Hybrid high power impulse/direct current magnetron sputtering (HiPIMS/DCMS) film growth technique with metal-ion-synchronized substrate bias allows for significant energy savings as compared to ...conventional PVD methods. For carefully selected type of metal ion irradiation, taking into account ion mass, ionization potential, and reactivity towards working gas, fully dense and hard films can be obtained with no intentional substrate heating. The thermally-driven adatom mobility, which is an essential densification mechanism in conventional film growth that takes place at elevated temperatures, is replaced with that supplied by effective low-energy recoil creation. In this contribution we explore effects of the high-mass W+ irradiation, which has proven to be the most efficient in densifying Ti0.50Al0.50N layers, serving here as a model system, grown with no substrate heating. We study the effects of two essential parameters: W+ energy EW+ and W concentration x, on film porosity, phase content, nanostructure, and mechanical properties. EW+ varies from ~90 to ~630 eV (controlled by substrate bias voltage amplitude Vs) and x from 0.02 to 0.12 (controlled by the HiPIMS pulse length), while the HiPIMS peak target current is kept constant.

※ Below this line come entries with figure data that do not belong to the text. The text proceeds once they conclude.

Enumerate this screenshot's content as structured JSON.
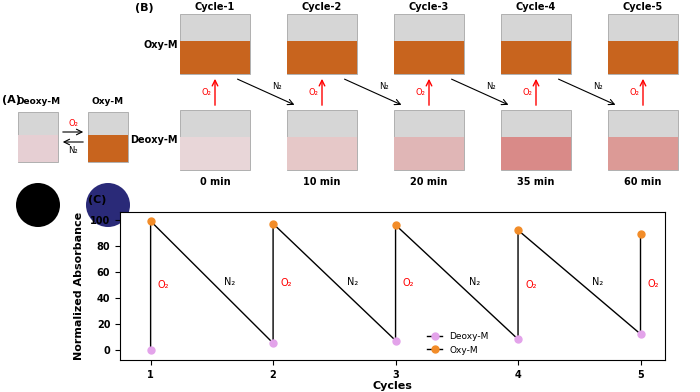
{
  "panels": {
    "A": {
      "label": "(A)",
      "states": [
        "Deoxy-M",
        "Oxy-M"
      ],
      "forward": "O₂",
      "reverse": "N₂"
    },
    "B": {
      "label": "(B)",
      "cycles": [
        "Cycle-1",
        "Cycle-2",
        "Cycle-3",
        "Cycle-4",
        "Cycle-5"
      ],
      "rows": [
        "Oxy-M",
        "Deoxy-M"
      ],
      "times": [
        "0 min",
        "10 min",
        "20 min",
        "35 min",
        "60 min"
      ],
      "forward": "O₂",
      "reverse": "N₂"
    }
  },
  "chart_data": {
    "type": "line",
    "label": "(C)",
    "x": [
      1,
      2,
      3,
      4,
      5
    ],
    "series": [
      {
        "name": "Deoxy-M",
        "color": "#e3a3ea",
        "marker": "o",
        "values": [
          0,
          5,
          7,
          8,
          12
        ]
      },
      {
        "name": "Oxy-M",
        "color": "#f28c28",
        "marker": "o",
        "values": [
          99,
          97,
          96,
          92,
          89
        ]
      }
    ],
    "xlabel": "Cycles",
    "ylabel": "Normalized Absorbance",
    "xlim": [
      0.75,
      5.2
    ],
    "ylim": [
      -8,
      106
    ],
    "xticks": [
      1,
      2,
      3,
      4,
      5
    ],
    "yticks": [
      0,
      20,
      40,
      60,
      80,
      100
    ],
    "legend": "lower center",
    "annotations": {
      "rise": "O₂",
      "fall": "N₂"
    }
  }
}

Results reveal that a strong coupling exists between the W+ incident energy and the minimum W concentration required to grow dense layers.
•The effect of W+ irradiation on densification of TiAlN films is studied.•Films are grown by W-HiPIMS/TiAl-DCMS with W+-synchronized bias.•No external heating is applied and substrate temperature is lower than 130 °C.•The effect of W+ energy EW+ and W concentration x on film properties is studied.•Fully-dense films can be obtained with low EW+ without high residual stress.